= Roza Uchkempirova =

Kyrgyz economist

Roza Maveltovna Uchkempirova (born August 15, 1943) is a Kyrgyzstani economist and government official.

Uchkempirova is a native of Karakol. In 1965 she graduated from the Faculty of Economics at the Kyrgyzstan State University, and began to work at Taxi Fleet No. 1 in Frunze, today Bishkek. In 1970 she started graduate studies at the Institute of Economics of the Kyrgyz Academy of Sciences. From 1974 she was a research fellow at the State Planning Committee of the Kyrgyz SSR; four years later she became head of the Department of Optimization of Development and Location of Industry, then becoming head of the Department of Culture, Education and Health of the State Planning Committee of the Kyrgyz SSR. In December 1993 Uchkempirova took over the director-generalship of the Social Fund of the Kyrgyz Republic.
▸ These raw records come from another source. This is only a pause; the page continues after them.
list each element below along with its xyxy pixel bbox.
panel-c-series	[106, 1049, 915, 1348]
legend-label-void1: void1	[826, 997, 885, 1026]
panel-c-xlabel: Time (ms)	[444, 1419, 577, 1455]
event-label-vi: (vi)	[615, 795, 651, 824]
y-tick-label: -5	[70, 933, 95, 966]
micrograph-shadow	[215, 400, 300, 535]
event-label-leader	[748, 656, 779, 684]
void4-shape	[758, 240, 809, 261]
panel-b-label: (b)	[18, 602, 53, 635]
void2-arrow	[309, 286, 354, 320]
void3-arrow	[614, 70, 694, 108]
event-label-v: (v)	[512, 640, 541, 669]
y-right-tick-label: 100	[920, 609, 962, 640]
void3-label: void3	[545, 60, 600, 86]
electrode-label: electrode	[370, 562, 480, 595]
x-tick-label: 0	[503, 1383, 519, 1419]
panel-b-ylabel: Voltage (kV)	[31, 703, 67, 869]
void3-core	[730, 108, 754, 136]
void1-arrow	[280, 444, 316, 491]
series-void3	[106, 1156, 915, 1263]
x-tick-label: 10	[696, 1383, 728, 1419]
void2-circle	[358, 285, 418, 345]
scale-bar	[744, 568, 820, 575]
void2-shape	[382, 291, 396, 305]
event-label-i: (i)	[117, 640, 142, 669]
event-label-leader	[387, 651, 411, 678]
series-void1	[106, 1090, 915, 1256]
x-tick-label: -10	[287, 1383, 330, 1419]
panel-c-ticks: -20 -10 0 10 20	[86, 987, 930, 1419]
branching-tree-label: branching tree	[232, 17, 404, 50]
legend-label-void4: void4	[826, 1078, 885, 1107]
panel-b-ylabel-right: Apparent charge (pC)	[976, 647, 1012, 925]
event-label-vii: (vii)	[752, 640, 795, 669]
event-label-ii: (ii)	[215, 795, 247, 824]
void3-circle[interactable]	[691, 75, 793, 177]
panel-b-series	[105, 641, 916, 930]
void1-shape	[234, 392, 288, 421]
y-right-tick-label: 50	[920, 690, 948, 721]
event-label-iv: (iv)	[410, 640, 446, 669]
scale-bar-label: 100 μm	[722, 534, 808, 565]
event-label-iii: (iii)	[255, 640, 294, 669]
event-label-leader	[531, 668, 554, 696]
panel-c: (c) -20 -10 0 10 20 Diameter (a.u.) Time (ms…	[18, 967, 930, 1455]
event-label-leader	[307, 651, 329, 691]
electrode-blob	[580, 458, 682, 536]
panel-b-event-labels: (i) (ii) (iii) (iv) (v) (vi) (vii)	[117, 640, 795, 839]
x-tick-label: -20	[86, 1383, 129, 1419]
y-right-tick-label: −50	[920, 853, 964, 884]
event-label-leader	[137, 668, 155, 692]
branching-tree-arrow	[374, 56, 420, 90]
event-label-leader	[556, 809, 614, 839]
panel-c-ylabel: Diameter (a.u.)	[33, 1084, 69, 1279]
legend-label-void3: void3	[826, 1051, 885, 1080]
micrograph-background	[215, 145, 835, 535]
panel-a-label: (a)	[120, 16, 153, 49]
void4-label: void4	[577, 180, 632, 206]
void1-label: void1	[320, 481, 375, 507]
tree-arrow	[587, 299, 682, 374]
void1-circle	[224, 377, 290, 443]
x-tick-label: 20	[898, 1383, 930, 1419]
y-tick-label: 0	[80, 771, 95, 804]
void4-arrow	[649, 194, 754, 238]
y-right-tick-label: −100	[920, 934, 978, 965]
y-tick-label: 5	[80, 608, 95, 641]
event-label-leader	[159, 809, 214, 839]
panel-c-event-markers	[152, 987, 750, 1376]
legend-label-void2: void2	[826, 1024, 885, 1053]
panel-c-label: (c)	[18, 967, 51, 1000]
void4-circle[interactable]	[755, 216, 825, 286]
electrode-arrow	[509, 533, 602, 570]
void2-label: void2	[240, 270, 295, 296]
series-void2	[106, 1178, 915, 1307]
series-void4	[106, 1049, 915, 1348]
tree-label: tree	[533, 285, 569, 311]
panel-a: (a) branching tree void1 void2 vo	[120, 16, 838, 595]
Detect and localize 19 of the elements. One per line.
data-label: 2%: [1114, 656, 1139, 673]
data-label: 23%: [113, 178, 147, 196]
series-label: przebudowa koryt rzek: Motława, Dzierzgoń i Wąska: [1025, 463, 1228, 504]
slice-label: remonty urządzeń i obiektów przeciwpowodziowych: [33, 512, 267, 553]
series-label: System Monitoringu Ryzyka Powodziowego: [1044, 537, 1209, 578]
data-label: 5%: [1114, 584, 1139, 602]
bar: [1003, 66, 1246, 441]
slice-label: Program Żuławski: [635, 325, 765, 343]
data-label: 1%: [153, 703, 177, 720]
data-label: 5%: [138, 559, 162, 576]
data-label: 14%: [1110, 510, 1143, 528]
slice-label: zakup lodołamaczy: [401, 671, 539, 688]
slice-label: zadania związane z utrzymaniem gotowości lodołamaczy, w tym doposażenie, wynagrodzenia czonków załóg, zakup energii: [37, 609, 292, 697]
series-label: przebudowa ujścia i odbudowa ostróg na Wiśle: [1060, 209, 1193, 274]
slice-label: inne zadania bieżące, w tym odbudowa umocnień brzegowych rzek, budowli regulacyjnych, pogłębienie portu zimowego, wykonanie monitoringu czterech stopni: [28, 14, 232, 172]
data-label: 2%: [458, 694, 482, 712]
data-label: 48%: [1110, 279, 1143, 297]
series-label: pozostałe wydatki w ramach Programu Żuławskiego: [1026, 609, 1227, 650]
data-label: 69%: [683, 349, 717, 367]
She remained in the position when it converted to a chairmanship in 1994, and again in 1999 when it became a ministry. She continued at the Fund until February, 1999, when she resigned as minister over accusations of financial mismanagement. During her time there she worked on numerous plans related to education, pensions and health. Uchkempirova next became general director of Socium Consult Ltd in 2001, and returned to government as chair of the Supervisory Board at the Ministry of Health from 2011 until 2014. Since 2010 she concerned herself with efforts to refinance education in Kyrgyzstan, and spoke of a need to encourage transparency in government operations and reform the health care system of the country. Uchkempirova has two children: a son, born in 1965, and a daughter, born in 1970.